The value of ob/ob mouse is well documented and appreciated by the one skilled in the art for monitoring “Metabolic Syndrome X”.

6-8 weeks old female ob/ob mice (i.e. leptin deficient mice) purchased from commercial supplier were used to characterize compounds binding to thyroid hormone receptors alpha (TRα) and beta (TRβ). The animals were weighed and randomly divided into different study groups, and kept for a minimum of 5 days to adapt to the new environment (animal facility). The animals were housed at room temperature, 12:12 light dark cycle, and free access to food and water. On the day of treatment all animals were weighed before drug was administrated by intraperitoneal injection or by gavage. Compounds were administrated once daily for 5-10 days, at different concentrations (nmol/kg body weight), in suitable vehicle. On the last day of treatment, food was removed from the cages and the animals were fasted for at least 4 hours before termination of the study. Blood for serum or plasma was collected, and different organs were dissected and immediately frozen for later analyses. Blood and tissue lipid analyses were consecutively executed using commercial and readily available kits for the determination.

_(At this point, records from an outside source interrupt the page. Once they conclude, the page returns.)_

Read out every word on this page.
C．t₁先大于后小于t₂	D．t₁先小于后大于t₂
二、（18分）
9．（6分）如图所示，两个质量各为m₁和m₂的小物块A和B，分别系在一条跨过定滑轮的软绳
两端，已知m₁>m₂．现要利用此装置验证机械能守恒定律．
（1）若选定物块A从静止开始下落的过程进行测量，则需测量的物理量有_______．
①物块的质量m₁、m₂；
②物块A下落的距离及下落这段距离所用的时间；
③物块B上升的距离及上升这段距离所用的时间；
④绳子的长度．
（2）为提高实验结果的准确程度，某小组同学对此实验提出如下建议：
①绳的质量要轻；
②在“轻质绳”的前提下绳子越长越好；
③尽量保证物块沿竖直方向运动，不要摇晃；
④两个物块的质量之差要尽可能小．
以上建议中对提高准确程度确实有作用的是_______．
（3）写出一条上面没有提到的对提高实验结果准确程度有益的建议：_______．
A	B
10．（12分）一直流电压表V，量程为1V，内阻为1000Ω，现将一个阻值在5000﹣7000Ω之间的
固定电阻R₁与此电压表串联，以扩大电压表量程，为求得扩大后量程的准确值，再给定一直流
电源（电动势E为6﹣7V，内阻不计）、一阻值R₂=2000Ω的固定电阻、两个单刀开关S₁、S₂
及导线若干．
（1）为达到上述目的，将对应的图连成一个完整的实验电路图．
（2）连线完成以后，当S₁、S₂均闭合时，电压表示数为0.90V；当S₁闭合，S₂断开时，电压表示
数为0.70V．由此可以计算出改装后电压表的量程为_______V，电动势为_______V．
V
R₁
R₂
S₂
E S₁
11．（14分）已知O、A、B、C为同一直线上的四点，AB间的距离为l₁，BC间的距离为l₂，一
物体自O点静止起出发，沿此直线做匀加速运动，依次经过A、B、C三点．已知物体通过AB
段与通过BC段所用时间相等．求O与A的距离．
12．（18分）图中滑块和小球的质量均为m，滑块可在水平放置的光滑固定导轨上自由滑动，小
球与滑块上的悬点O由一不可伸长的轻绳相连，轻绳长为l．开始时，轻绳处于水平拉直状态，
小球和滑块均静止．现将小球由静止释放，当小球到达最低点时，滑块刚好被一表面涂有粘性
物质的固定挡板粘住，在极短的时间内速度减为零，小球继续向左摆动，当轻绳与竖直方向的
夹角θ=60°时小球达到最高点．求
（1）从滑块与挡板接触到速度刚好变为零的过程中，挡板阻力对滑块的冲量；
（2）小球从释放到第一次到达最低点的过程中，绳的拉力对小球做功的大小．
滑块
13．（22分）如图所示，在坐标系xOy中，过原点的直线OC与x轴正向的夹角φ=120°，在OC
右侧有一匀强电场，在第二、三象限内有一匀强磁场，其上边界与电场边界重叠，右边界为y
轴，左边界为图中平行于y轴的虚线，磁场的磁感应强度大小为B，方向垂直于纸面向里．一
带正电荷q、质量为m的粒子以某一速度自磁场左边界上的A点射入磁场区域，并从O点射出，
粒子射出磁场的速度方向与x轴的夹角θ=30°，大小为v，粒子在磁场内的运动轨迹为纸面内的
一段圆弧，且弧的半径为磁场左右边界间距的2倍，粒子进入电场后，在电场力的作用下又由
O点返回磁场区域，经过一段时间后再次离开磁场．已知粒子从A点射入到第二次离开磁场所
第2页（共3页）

Other assays that may be used for the demonstration of the effectiveness of the compounds of the invention include those described in the following references:

  • 1) Liu Ye, yl-Lin Li, Karin Mellström, Charlotta Mellin, Lars-Göran Bladh, Konrad Koehler, Neeraj Garg, Ana Maria Garcia Collazo, Chris Litten, Bolette Husman, Karina Persson, Jan Ljunggren, Gary Grover, Paul G. Sleph, Rocco George, Johan Maim: Thyroid Receptor Ligands. I. Agonist Ligands Selective for the Thyroid Receptor β1. J. Med. Chem., 2003, 45, 1580-1588.
  • 2) Liu Ye, Johan Maim, yl-Lin Li, Lars-Göran Bladh, Karin Mellstrdm, Paul G. Sleph, Mark A. Smith, Rocco George, Björn Vennström, Kasim Mookhtiar, Ryan Horvath, Jessica Speelman, John D. Baxter, Gary J. Grover: Selective Thyroid Hormone Receptor-β Activation: A Strategy for Reduction of Weight, Cholesterol, and Lp(a) with Reduced Cardiovascular Liability. PNAS, 2003, 100, 10067-10072.

Other assays to determine thyroid receptor mediated activity of the test compounds include assays that demonstrate modulation of endogenous TR mediated transcription in cell culture systems; assays that demonstrate modulation of thyroid responsive tissue effects in rodents; assays for the identification of receptor surface conformation changes; and assays that demonstrate binding specificity to TR versus other nuclear receptors.